Fortunately for me, sailfish usually fight fast and hard and then give up pretty quickly. After eight hours of sailing, I wasn’t up for a four-hour fish fight! In spite of this, my opponent put up a worthy fight, leaving my hand blistered from the reel, and within minutes we had this beautiful fish at Moonshadow’s transom. We struck the main sail and once in the calm of Diver’s Bay, I managed to slip a line around the fish’s tail and hoist it up on the stern davit.
The arrival of a visiting yacht usually attracts visits by local canoes. There were lots of canoes in Diver’s Bay that afternoon, enjoying the beautiful weather and visiting the three yachts already lying at anchor. We attracted a few, until they spotted the 8-1/2 foot sailfish hanging at our stern. Instantly, we were surrounded by a bunch of very excited villagers in at least a dozen canoes, wanting to get a closer look at our catch.

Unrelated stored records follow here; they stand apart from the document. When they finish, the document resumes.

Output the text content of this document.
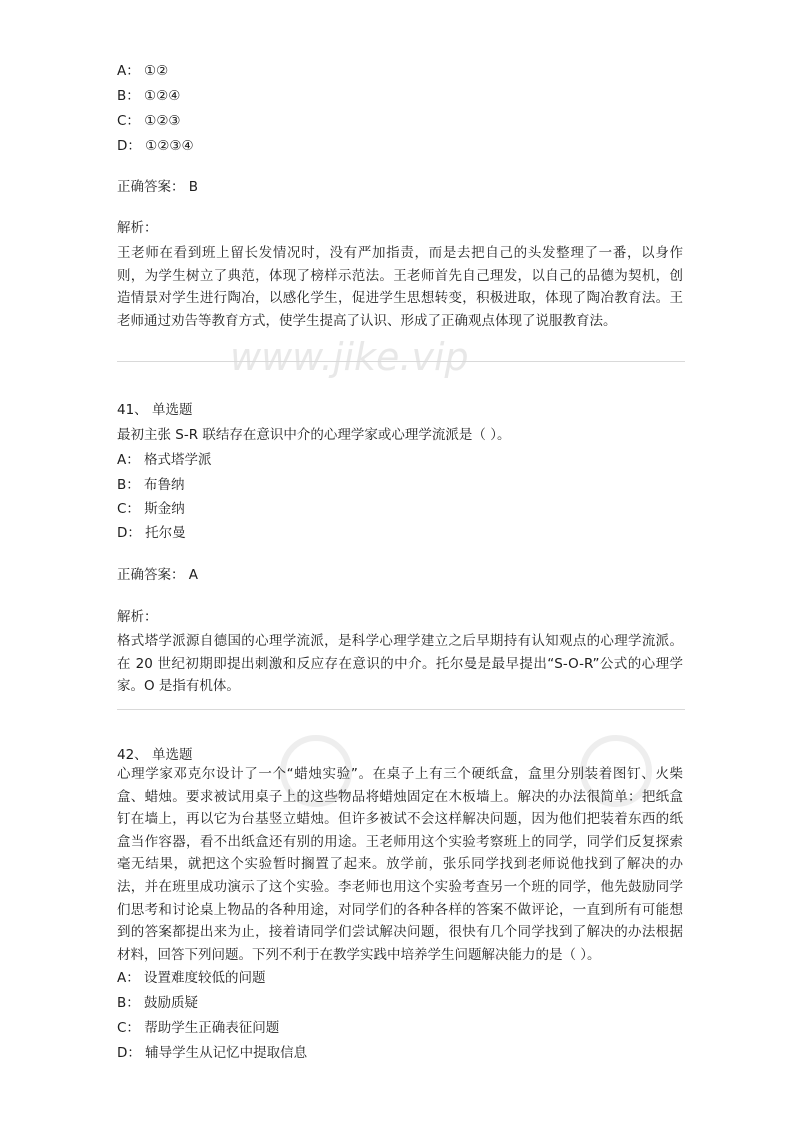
www.jike.vip
A： ①②
B： ①②④
C： ①②③
D： ①②③④
正确答案： B
解析：
王老师在看到班上留长发情况时，没有严加指责，而是去把自己的头发整理了一番，以身作则，为学生树立了典范，体现了榜样示范法。王老师首先自己理发，以自己的品德为契机，创造情景对学生进行陶冶，以感化学生，促进学生思想转变，积极进取，体现了陶冶教育法。王老师通过劝告等教育方式，使学生提高了认识、形成了正确观点体现了说服教育法。
41、 单选题
最初主张 S-R 联结存在意识中介的心理学家或心理学流派是（ ）。
A： 格式塔学派
B： 布鲁纳
C： 斯金纳
D： 托尔曼
正确答案： A
解析：
格式塔学派源自德国的心理学流派，是科学心理学建立之后早期持有认知观点的心理学流派。在 20 世纪初期即提出刺激和反应存在意识的中介。托尔曼是最早提出“S-O-R”公式的心理学家。O 是指有机体。
42、 单选题
心理学家邓克尔设计了一个“蜡烛实验”。在桌子上有三个硬纸盒，盒里分别装着图钉、火柴盒、蜡烛。要求被试用桌子上的这些物品将蜡烛固定在木板墙上。解决的办法很简单：把纸盒钉在墙上，再以它为台基竖立蜡烛。但许多被试不会这样解决问题，因为他们把装着东西的纸盒当作容器，看不出纸盒还有别的用途。王老师用这个实验考察班上的同学，同学们反复探索毫无结果，就把这个实验暂时搁置了起来。放学前，张乐同学找到老师说他找到了解决的办法，并在班里成功演示了这个实验。李老师也用这个实验考查另一个班的同学，他先鼓励同学们思考和讨论桌上物品的各种用途，对同学们的各种各样的答案不做评论，一直到所有可能想到的答案都提出来为止，接着请同学们尝试解决问题，很快有几个同学找到了解决的办法根据材料，回答下列问题。下列不利于在教学实践中培养学生问题解决能力的是（ ）。
A： 设置难度较低的问题
B： 鼓励质疑
C： 帮助学生正确表征问题
D： 辅导学生从记忆中提取信息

We summonsed Chief Nicholson, who paddled out to greet us in short order. He too was impressed by the fish, which we gave to him to share among the villagers. Fearing it would sink his canoe, he towed it to shore by the tail, followed by a flotilla of dugout canoes.
The next day we went ashore for a walk. When I saw the chief, I asked him how he enjoyed the fish. I’m sure he was exaggerating a bit, but he said that everyone in the village enjoyed the fish, all 200 of them! There were no leftovers.